Seller Financing - Substitution of Collateral - Posted by Alisa

Posted by Michael Morrongiello on September 16, 2006 at 01:31:59:

Alisa:
Have the current owner SELL the property and also financed the buyer by agreeing to take back a “wrap around” type instrument. Now the buyer will make payments the wrap around note holder who in turn will continue to make their payments to the original seller under the terms of their seller financed debt.

Best to your success,
Michael Morrongiello

Seller Financing - Substitution of Collateral - Posted by Alisa

Posted by Alisa on September 12, 2006 at 17:10:59:

A seller has sold property with seller financing. Now the buyer would like to sell the property, but the seller does not want to get paid off and is not really interested in having the mortgage assumed (he doesn’t want to collect payments from anyone but the original buyer - they have a good, long relationship).

Can a seller do a “1031 for mortgages” and have the buyer who is paying him now offer new collateral at the settlement of the property so the seller doesn’t get paid off and have to pay capital gains taxes?

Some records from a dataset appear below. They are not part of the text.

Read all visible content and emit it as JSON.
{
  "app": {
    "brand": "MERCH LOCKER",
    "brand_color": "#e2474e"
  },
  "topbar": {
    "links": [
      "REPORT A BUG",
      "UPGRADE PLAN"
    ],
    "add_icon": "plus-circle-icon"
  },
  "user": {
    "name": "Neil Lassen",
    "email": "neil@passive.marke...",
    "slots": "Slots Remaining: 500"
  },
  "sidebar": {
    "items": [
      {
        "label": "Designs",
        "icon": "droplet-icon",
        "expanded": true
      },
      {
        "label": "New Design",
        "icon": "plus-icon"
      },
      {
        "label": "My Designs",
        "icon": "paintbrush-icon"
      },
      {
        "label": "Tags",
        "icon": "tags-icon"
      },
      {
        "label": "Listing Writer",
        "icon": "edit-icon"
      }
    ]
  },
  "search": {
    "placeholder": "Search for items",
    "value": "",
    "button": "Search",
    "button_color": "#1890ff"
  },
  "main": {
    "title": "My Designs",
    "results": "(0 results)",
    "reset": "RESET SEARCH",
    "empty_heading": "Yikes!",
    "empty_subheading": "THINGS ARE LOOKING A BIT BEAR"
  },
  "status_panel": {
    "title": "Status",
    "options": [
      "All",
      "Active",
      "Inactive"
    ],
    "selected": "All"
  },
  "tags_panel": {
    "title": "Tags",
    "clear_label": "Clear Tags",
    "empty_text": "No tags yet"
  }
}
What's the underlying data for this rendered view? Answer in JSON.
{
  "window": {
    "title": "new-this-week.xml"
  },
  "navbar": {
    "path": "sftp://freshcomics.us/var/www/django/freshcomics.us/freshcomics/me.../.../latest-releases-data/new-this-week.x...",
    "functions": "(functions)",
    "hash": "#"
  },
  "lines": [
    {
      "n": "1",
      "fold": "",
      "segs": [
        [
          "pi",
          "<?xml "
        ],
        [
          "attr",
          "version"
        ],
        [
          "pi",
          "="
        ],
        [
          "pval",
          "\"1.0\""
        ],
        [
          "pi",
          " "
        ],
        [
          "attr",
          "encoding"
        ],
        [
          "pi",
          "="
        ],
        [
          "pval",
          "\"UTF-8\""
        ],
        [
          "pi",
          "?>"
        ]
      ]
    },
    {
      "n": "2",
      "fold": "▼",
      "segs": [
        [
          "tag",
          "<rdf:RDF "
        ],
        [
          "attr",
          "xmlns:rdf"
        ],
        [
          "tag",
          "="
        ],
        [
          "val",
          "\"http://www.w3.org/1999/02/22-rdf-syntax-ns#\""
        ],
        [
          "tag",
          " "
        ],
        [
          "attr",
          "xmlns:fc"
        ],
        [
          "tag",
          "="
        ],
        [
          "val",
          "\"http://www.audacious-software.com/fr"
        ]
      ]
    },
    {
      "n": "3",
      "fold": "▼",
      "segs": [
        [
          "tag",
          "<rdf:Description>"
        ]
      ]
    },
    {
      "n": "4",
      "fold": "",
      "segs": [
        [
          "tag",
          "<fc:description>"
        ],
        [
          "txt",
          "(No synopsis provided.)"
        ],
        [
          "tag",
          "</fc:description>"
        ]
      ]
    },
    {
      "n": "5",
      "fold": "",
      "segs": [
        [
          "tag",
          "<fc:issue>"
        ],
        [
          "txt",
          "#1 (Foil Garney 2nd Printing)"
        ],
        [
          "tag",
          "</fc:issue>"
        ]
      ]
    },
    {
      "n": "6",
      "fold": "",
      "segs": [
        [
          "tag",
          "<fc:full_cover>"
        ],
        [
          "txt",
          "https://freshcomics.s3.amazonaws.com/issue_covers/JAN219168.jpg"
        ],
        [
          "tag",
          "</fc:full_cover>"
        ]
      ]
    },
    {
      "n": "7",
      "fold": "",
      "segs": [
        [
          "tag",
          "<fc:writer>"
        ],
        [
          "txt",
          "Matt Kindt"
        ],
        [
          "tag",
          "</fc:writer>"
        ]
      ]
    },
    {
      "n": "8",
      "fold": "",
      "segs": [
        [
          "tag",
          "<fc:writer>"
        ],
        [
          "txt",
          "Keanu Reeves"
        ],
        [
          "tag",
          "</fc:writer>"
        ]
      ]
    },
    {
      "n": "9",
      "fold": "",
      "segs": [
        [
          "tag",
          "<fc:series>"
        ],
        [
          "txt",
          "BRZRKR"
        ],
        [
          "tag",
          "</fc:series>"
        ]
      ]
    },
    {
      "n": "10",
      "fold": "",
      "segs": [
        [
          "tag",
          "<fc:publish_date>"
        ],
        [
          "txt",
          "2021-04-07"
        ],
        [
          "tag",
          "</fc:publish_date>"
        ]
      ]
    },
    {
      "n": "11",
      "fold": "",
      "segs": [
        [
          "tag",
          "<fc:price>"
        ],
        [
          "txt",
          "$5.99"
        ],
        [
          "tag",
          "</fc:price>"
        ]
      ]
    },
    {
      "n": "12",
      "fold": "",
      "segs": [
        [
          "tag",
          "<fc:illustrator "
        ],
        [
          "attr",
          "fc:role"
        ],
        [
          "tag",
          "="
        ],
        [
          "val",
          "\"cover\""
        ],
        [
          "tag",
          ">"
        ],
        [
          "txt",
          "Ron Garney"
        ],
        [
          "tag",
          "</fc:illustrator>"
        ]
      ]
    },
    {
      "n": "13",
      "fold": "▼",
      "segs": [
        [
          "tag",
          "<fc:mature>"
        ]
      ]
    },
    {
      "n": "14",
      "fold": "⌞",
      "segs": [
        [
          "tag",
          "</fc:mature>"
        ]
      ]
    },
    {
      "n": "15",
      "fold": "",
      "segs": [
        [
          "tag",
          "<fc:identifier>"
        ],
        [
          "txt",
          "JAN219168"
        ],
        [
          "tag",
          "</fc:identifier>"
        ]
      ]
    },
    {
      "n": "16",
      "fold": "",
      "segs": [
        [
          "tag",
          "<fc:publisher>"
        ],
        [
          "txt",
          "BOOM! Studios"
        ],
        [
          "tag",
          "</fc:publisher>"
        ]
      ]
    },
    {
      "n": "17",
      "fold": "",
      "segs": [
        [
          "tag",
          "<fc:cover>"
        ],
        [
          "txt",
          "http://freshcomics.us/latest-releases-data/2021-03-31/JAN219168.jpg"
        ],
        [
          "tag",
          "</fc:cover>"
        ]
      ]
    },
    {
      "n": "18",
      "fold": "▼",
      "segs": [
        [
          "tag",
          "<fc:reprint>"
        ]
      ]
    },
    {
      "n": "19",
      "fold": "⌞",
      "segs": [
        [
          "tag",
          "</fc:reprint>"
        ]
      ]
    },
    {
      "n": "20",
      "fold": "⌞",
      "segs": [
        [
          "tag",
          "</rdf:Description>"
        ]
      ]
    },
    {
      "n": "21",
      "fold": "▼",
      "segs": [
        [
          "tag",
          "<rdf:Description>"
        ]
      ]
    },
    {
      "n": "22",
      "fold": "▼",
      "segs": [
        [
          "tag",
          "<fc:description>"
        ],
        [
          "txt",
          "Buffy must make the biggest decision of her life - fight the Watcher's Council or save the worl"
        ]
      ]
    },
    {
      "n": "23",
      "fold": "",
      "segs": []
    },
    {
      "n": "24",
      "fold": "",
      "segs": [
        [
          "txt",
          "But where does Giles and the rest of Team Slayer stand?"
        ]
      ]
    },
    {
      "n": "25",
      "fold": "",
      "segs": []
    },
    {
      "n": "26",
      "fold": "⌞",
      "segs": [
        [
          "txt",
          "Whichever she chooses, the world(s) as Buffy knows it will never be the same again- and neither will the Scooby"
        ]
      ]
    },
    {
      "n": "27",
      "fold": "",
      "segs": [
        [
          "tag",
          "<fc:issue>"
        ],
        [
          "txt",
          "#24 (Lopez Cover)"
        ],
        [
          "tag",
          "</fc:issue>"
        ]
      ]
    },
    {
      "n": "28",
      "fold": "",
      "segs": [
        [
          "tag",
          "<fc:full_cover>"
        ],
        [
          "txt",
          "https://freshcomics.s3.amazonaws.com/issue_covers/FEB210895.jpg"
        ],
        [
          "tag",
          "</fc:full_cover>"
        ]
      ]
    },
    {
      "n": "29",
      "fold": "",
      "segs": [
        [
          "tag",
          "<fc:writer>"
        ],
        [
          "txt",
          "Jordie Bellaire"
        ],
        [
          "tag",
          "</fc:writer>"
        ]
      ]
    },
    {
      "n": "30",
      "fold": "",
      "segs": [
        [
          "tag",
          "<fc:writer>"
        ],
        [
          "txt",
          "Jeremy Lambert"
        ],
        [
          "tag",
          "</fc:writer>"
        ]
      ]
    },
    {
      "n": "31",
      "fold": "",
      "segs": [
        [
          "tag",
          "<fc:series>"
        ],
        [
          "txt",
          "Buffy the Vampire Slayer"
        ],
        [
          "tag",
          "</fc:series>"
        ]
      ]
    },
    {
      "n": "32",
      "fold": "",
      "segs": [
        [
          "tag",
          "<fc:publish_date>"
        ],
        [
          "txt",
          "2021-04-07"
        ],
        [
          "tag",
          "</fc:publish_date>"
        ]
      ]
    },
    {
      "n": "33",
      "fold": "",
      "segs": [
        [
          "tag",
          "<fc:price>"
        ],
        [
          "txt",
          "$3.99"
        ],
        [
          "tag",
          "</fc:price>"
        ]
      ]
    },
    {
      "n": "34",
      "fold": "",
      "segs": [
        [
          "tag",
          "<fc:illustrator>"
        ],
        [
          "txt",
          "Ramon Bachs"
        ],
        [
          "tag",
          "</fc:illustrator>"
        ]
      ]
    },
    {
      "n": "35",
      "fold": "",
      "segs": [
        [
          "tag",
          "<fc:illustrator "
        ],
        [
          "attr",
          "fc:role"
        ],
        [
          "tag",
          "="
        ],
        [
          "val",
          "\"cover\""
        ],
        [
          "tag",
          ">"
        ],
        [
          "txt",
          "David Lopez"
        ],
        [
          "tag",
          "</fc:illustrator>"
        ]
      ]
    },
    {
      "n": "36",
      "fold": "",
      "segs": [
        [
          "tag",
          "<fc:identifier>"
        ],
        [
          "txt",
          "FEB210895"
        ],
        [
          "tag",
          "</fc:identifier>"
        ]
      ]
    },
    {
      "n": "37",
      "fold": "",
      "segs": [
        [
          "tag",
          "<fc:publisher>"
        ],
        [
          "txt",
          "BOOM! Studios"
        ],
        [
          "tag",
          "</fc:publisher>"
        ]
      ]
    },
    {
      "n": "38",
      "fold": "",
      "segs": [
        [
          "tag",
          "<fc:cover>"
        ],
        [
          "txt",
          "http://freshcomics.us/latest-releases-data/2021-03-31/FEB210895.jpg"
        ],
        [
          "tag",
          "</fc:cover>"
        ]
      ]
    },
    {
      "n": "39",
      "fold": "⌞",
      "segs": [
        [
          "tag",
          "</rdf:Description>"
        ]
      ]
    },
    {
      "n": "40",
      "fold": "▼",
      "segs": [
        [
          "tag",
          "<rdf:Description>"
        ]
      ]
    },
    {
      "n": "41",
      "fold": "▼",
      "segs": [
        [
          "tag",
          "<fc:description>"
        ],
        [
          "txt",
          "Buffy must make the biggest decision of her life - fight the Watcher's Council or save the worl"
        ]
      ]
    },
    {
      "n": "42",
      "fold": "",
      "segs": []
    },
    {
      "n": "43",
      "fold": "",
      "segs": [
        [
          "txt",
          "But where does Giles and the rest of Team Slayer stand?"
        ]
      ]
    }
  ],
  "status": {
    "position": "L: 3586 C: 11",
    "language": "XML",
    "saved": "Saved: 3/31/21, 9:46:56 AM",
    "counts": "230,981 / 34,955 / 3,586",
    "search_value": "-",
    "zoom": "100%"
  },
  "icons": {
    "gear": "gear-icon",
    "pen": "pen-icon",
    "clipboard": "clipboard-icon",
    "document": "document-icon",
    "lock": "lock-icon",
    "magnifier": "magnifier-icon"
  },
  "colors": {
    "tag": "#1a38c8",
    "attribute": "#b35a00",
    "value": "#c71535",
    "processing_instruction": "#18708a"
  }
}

My thought is that if the seller doesn’t actually receive any money (the escrow agent holds it from the sale and distributes it back to the original buyer in the form of a refinance on the substituted property) that it would still qualify the seller to continue to defer his gains until he is paid off.

The seller is open to this, but his accountant can’t find any ruling on it and he doesn’t want to take any chances.

Any help would be greatly appreciated!!!